Author: C.S. Lewis
First Published: 1940
No. of Pages: 104
Synopsis (from B&N): "Why must we suffer? 'If God is good and all-powerful, why does he allow his creatures to suffer pain?' And what of the suffering of animals, who neither deserve pain nor can be improved by it? The greatest Christian thinker of our time sets out to disentangle this knotty issue. With his signature wealth of compassion and insight, C. S. Lewis offers answers to these crucial questions and shares his hope and wisdom to help heal a world hungering for a true understanding of human nature."

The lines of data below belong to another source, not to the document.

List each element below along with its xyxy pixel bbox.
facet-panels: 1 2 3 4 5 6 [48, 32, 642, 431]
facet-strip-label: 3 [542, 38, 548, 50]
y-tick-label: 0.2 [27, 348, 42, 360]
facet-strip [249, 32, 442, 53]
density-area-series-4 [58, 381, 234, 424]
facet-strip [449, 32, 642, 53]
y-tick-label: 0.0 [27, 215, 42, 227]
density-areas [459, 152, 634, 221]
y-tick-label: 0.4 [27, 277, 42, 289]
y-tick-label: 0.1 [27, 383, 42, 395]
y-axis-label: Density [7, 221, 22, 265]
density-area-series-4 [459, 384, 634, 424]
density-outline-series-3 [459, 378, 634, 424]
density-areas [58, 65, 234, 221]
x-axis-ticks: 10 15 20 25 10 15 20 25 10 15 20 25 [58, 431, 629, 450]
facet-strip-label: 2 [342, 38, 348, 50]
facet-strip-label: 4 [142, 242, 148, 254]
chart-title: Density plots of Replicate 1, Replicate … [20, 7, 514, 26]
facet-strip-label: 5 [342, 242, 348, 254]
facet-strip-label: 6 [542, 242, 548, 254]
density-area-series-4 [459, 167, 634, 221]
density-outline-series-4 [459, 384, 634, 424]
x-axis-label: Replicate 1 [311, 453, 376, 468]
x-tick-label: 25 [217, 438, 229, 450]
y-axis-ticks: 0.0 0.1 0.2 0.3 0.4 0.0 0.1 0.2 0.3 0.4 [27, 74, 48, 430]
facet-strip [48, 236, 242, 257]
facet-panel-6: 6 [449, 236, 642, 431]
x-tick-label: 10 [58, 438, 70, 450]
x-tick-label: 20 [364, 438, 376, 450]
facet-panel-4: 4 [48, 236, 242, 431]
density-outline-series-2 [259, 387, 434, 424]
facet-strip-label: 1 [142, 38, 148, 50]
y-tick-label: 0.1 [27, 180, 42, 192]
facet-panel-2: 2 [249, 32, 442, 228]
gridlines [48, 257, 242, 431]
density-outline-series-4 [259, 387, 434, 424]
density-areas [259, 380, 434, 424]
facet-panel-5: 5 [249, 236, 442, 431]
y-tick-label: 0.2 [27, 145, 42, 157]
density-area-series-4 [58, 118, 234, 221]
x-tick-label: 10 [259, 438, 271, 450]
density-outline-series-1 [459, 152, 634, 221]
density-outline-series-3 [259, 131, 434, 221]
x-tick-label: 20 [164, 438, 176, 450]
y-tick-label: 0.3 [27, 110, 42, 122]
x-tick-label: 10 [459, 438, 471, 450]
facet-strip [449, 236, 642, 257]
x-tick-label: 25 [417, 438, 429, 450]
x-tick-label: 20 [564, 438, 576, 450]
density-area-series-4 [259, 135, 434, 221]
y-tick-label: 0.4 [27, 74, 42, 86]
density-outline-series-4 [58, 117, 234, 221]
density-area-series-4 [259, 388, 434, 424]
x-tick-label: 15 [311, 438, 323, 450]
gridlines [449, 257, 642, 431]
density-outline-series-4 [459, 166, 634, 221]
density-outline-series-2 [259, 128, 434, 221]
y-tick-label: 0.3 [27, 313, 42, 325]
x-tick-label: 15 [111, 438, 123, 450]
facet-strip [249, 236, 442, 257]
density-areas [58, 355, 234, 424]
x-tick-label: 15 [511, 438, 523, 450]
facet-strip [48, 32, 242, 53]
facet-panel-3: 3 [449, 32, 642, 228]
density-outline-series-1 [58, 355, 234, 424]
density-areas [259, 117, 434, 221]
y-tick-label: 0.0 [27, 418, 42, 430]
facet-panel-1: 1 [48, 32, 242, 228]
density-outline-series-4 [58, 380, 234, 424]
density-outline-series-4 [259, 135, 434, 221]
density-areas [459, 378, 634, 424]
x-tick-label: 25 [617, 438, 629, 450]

Fiction or Nonfiction: Nonfiction
Comments and Critique: This book was so wonderful and so thought-provoking that I wanted to reread it immediately after I finished, and I would have if I didn't have so many other books waiting. But I guarantee that I'll be scanning it, if not reading in its entirety, again very soon. There were a number of points that I want to write down somewhere -- I'd go into it here but 1) it's really better suited outside of a review, and 2) I know that I couldn't do it justice. It's enough to say that this book has given me an entirely new view on human pain and why God "let's bad things happen." My only caveat to potential readers is that this is not an easy book -- it's incredibly intellectual and parts can be difficult to understand. I consider myself relatively intelligent, but I'm not ashamed to admit that some parts went way over my head. But even that can't detract from the overall greatness of this book. Highly, highly encouraged.